Even though your parents may have done a good job raising you, you eventually must spread your wings and experience life for yourself. If you are like many teens, you may have experimented with drugs when you went to college. Now that you are facing drug charges, you may wonder if your financial aid package is at risk.
Until recently, having a drug conviction on your record had catastrophic consequences for your college goals. That is, the U.S. Department of Education used to suspend loans, grants and work-study dollars for anyone who had a drug conviction during their award periods. Now, though, drug convictions have no effect on the college financial aid the federal government subsidizes. Private scholarships are a different matter, though.
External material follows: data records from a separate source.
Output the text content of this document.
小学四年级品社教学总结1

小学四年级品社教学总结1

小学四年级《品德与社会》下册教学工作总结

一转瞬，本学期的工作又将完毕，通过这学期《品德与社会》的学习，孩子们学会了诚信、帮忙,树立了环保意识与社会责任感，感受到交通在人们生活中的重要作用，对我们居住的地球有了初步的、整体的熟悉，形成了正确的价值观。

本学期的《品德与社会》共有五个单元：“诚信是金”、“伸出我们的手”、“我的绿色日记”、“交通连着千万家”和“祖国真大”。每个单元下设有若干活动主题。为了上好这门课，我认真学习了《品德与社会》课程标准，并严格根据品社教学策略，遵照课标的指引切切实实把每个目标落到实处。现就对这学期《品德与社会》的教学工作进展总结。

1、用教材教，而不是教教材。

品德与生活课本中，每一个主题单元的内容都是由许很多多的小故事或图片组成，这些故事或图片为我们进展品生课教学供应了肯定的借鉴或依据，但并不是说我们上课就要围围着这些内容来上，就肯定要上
Do you receive private scholarships?
According to Research.com, there are roughly 1.7 million private scholarships for which college-bound students in the U.S. can compete. Even though the DOE no longer suspends government-backed financial aid, its approach has no effect on these private scholarship organizations.
Merely using drugs may be enough to lose your private scholarships. To know whether a drug conviction is likely to endanger your private scholarship dollars, though, you must check with the organization that gave you the scholarship. This may require reading through the organization’s code of conduct for the scholarship.
Does your school give you a scholarship?
If you play for its sports team or participate in on-campus goods, your university may have given you a scholarship. Just like with private scholarships, your school may require you to comply with a code of conduct. Violating this code may cause you to lose your university scholarship.
While knowing you can keep your government-backed financial aid may be a relief, you probably cannot afford to lose your private and university scholarships. Ultimately, fighting your drug charges may be one way to keep them intact.